久しぶりに仕事に没頭、読書もできた

 そして家族と離れてスーダンに行ってみたら、久しぶりに仕事に没頭する感覚を取り戻したそうです。本を持参して読むこともできました。

 「現地のことを何も知らなかったと思い知らされ、出張には大きな収穫がありました。国内避難民が生まれて緊急に食料や衣料品の支援をし、時間が経って生活の再建にシフトしました。生計を向上させるために菜園づくりを支援し、野菜は現地の人たちが食べるほか、売って現金収入につながっています」

 これまでに避難民の住居やトイレ建設の支援もしました。近年は、井戸などの給水施設はある程度、行き渡りました。「でも新たな問題がありました。出生登録がない子や、手続きをしていない子は学校に行けません。 村から逃げてきたお母さんたちの識字率は低く、学費の問題もあります。そこで母親向けの識字教室を開き、多くの子どもが学校に通えるように校舎の増設なども進めています」

 こうした支援には、小林さんの子育て経験からの視点も生かされるでしょう。「スーダンのすべてを見られたわけではありませんが、彼らがたくましく生きている姿に力づけられました。大変そうに見えても、この子たちにとっては普通の生活なんだなと。また行きたいと思いました」

パレスチナにも単身で出張

 小林さんはスーダンを訪ねた後も、支援の現場に行くチャンスがありました。2017年の8月後半から1ヵ月、混乱の続くパレスチナに出張しました。

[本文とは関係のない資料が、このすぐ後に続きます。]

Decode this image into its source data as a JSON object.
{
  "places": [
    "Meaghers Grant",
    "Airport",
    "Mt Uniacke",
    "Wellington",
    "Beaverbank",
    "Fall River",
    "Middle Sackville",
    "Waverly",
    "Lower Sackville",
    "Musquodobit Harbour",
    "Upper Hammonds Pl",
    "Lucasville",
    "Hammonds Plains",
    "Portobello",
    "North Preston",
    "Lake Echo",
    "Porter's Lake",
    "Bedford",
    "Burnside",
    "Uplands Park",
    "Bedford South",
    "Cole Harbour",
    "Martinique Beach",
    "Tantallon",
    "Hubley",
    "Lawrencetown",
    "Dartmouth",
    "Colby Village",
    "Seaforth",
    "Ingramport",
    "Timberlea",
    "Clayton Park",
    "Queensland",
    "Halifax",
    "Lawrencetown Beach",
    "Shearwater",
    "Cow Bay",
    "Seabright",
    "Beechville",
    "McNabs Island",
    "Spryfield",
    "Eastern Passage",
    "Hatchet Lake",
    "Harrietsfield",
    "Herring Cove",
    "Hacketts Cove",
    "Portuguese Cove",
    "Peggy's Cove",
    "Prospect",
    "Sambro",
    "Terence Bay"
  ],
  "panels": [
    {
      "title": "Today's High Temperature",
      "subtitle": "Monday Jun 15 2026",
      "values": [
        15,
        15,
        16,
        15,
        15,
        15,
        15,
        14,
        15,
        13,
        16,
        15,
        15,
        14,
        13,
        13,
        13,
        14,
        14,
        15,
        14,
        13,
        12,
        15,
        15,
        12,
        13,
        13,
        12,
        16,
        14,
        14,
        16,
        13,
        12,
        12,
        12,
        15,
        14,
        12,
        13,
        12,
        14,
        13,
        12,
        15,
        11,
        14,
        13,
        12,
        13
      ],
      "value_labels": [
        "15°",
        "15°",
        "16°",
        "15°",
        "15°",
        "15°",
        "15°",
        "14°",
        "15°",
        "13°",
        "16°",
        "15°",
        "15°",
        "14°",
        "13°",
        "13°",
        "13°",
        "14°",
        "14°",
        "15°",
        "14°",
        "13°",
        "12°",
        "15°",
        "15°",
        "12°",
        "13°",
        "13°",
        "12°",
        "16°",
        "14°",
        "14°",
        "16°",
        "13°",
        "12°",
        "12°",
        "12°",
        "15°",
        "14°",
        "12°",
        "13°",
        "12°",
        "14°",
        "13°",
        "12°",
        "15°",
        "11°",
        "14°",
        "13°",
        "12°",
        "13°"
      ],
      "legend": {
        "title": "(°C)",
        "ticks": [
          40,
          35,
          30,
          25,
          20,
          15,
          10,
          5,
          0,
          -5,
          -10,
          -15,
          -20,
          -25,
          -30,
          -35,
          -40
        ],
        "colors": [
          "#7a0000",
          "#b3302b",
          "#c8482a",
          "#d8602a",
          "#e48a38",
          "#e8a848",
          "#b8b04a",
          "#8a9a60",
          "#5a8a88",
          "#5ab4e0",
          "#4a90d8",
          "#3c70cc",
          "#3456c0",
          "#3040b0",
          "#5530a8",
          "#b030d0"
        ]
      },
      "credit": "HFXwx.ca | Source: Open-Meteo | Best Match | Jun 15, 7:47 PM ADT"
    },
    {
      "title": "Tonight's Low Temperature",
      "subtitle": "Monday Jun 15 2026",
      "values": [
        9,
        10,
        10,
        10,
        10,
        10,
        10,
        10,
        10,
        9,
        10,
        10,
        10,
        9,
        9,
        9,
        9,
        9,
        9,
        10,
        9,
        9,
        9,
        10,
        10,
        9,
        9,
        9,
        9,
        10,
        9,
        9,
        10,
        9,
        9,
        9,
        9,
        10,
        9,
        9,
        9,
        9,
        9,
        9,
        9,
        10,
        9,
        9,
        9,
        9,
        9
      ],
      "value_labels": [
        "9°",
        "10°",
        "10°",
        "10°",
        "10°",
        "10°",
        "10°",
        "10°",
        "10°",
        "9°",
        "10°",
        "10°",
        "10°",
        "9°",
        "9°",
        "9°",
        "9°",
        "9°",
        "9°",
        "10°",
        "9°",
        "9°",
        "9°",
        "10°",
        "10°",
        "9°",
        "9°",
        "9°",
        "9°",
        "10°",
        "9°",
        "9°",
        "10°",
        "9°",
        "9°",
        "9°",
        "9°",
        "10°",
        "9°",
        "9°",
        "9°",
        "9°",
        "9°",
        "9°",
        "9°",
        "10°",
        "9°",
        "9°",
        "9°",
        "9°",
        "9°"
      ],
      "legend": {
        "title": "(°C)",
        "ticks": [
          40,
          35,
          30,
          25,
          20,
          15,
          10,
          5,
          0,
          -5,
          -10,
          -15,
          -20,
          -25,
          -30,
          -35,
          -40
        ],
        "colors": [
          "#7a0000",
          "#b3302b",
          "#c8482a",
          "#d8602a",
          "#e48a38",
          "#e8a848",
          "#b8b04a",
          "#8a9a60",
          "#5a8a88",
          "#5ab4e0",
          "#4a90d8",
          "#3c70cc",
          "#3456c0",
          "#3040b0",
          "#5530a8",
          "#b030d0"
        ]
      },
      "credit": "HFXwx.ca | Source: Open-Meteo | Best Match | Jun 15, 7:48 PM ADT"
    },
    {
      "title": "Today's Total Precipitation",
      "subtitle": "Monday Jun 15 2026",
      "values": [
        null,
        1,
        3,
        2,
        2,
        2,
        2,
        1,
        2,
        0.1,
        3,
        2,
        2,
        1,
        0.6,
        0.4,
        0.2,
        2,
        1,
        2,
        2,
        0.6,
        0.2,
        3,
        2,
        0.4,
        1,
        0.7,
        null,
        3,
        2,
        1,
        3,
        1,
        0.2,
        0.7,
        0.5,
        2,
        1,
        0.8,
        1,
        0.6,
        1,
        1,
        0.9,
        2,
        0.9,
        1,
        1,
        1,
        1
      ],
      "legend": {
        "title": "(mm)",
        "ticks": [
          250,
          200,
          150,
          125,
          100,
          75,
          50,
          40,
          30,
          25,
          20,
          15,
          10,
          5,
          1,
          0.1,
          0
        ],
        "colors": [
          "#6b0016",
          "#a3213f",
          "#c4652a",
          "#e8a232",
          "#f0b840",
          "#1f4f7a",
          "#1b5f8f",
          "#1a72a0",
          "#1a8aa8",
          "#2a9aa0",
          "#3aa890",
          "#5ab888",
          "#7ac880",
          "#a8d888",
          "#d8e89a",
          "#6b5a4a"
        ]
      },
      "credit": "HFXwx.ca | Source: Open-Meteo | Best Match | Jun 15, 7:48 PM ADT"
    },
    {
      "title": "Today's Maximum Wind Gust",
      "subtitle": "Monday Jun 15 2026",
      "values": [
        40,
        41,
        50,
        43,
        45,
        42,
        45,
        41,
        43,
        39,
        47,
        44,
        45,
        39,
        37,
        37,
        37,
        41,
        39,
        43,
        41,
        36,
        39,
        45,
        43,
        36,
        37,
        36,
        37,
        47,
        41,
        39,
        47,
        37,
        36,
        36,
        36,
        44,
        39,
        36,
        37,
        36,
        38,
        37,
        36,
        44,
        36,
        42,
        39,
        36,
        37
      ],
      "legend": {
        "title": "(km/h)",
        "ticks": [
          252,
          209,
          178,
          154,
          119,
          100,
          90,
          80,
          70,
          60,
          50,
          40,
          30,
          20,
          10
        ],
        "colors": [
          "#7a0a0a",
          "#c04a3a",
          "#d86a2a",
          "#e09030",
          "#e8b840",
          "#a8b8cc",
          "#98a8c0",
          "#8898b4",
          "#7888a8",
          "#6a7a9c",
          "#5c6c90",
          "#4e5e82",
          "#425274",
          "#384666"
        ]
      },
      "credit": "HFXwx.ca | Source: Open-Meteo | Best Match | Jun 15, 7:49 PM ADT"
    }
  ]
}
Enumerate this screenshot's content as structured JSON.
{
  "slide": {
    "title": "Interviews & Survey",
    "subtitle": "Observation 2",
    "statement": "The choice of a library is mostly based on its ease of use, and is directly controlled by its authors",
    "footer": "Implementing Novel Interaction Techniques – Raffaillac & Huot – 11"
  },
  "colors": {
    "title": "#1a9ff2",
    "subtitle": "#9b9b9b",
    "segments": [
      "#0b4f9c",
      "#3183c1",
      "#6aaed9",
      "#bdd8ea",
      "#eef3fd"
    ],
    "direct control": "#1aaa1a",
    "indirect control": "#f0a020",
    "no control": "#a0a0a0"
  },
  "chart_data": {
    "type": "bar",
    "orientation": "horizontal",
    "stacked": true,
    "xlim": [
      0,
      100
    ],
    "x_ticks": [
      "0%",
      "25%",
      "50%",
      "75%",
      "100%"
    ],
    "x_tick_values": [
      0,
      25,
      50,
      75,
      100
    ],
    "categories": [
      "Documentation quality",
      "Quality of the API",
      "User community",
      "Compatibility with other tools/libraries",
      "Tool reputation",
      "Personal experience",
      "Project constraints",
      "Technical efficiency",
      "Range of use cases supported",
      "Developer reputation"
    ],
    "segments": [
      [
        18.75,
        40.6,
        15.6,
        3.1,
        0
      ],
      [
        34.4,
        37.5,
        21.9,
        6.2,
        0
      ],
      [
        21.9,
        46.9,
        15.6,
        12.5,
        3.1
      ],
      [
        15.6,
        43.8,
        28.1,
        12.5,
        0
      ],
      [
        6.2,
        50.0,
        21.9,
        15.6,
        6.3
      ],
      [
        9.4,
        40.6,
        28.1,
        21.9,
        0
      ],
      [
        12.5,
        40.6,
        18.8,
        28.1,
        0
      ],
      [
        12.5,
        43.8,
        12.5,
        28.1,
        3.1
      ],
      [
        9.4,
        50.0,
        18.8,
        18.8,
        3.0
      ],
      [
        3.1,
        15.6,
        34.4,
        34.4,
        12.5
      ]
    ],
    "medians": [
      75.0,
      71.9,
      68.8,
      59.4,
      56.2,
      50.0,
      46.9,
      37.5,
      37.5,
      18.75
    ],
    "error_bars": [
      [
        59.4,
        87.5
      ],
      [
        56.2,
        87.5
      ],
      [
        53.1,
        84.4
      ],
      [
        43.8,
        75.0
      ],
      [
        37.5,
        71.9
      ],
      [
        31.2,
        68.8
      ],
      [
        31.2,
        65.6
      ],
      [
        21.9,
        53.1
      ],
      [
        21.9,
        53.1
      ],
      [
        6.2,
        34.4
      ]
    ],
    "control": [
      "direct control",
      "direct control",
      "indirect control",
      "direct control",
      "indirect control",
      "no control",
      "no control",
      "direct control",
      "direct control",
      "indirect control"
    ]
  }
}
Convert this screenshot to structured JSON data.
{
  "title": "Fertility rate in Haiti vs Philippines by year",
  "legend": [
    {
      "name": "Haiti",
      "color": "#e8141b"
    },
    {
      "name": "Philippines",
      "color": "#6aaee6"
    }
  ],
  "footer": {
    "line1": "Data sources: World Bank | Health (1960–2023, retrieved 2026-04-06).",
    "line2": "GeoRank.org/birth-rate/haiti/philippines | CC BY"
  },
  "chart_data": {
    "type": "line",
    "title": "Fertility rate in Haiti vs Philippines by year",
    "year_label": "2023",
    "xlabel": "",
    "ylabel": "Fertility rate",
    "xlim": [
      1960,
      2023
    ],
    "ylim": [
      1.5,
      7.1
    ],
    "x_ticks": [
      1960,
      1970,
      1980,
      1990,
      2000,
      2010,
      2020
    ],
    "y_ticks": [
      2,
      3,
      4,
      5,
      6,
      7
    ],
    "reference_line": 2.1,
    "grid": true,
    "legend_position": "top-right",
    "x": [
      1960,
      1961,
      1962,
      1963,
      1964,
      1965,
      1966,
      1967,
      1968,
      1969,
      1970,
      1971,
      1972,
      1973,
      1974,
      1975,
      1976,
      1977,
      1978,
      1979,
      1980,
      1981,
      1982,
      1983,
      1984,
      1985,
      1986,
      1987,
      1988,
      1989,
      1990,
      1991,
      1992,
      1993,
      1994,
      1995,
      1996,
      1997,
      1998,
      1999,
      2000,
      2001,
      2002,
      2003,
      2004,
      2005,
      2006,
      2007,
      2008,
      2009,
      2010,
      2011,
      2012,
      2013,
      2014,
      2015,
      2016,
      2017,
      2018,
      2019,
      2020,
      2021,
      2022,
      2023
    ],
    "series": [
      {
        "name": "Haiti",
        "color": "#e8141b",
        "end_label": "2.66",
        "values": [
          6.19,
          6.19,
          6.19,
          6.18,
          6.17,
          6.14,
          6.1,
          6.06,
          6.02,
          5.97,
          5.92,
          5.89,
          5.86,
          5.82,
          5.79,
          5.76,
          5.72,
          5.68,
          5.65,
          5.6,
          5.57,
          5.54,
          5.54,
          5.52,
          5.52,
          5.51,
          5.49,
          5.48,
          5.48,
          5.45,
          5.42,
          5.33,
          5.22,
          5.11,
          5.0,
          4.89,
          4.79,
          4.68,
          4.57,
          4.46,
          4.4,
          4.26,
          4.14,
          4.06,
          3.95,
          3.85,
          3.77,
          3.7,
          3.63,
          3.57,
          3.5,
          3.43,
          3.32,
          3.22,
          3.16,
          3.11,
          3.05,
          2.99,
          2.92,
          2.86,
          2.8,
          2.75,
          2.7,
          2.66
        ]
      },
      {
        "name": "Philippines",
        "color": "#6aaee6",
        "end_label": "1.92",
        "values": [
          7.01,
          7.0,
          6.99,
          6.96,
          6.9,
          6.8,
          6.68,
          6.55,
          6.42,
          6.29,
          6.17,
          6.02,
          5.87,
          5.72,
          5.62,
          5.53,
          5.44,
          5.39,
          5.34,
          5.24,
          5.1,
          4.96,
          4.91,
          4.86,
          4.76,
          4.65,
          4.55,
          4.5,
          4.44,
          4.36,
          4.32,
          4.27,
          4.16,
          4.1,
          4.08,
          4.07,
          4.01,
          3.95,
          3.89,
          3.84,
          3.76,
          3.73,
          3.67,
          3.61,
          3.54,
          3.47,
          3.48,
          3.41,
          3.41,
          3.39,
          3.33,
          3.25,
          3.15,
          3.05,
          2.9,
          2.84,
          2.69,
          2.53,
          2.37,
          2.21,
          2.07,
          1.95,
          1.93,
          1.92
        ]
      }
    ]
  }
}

 「息子に『また行っていい?』と言ったら、最初は『嫌だな』と言われて。最終的には、夫と快く送り出してくれました。保育園の先生にも『また留守にするので』とお願いして、変わりなかったです。帰ってきてしばらくは、ママにべったりでしたけど」

 パレスチナは小林さんの担当ではありませんが、現地に行ってみて現状を理解できました。「スーダンとまた違う問題を抱えています。滞在中は、想像もしなかったことが起きたり慌ただしい日々でした。日本ではさっと済むことが、半日かかるんです」

 筆者自身も短期間、娘を連れてドイツや北海道に取材に行ったことがあります。小林さんは、子連れの出張は考えないのでしょうか。「私たちが支援している国や地域は、子どもは衛生面で心配されるし、なかなか難しいです。現地に入るのも一苦労。子どもを連れて入れない地域もあるので」とのことでした。